How they often differ in play

Older/Firmer polys

Usually stiffer and more direct

Traditional polys can feel crisp, firm, and low-powered. They often appeal to players who swing fast and want a strong control baseline.

Softer co-polys

Usually easier to live with

Many co-polys are built to soften the harshness players used to associate with polyester. They can still be control-oriented, but with a more forgiving response.

Not a hard rule

Formula matters more than the label alone

Some co-polys are still very firm, and some strings marketed simply as poly are softer than expected. In the end, specific formulas matter more than the headline label.

Best Use

How to think about the choice

If you want control

Either category can work

The real question is not poly versus co-poly in the abstract.
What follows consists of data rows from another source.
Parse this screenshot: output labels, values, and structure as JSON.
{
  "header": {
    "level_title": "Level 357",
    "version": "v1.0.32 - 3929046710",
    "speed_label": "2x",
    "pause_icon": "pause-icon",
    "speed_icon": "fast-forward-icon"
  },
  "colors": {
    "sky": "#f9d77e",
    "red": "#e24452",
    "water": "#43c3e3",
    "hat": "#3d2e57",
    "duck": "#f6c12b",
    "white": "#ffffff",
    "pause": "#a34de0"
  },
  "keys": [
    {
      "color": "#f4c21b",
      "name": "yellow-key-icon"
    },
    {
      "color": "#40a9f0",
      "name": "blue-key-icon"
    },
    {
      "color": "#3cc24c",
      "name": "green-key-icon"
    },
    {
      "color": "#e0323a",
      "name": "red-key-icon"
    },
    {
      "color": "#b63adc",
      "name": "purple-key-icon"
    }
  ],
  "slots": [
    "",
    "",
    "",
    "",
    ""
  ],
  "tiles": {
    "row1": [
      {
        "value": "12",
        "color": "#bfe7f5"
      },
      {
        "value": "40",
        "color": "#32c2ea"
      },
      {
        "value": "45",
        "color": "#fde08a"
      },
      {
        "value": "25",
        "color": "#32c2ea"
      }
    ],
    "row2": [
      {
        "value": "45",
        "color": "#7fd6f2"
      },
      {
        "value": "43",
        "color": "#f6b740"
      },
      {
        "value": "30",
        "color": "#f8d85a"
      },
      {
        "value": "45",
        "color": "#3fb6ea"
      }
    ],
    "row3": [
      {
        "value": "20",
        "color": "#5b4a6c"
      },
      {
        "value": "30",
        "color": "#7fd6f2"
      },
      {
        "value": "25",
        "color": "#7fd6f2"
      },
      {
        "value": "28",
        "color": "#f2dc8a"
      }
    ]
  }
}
It is whether you want a firmer, crisper response or a slightly softer, friendlier version of that same control style.

If you need comfort

Move toward the softer end

If you are set on polyester, softer co-polys are usually the first place to look. But if comfort is the real priority, you may need to move beyond poly entirely into multi, gut, or hybrid territory.

Simple rule

Use the terms as direction, not law

Treat co-poly as a sign that the string may be trying to refine the classic poly feel. Then judge the actual string by how it performs, not just by the word on the package.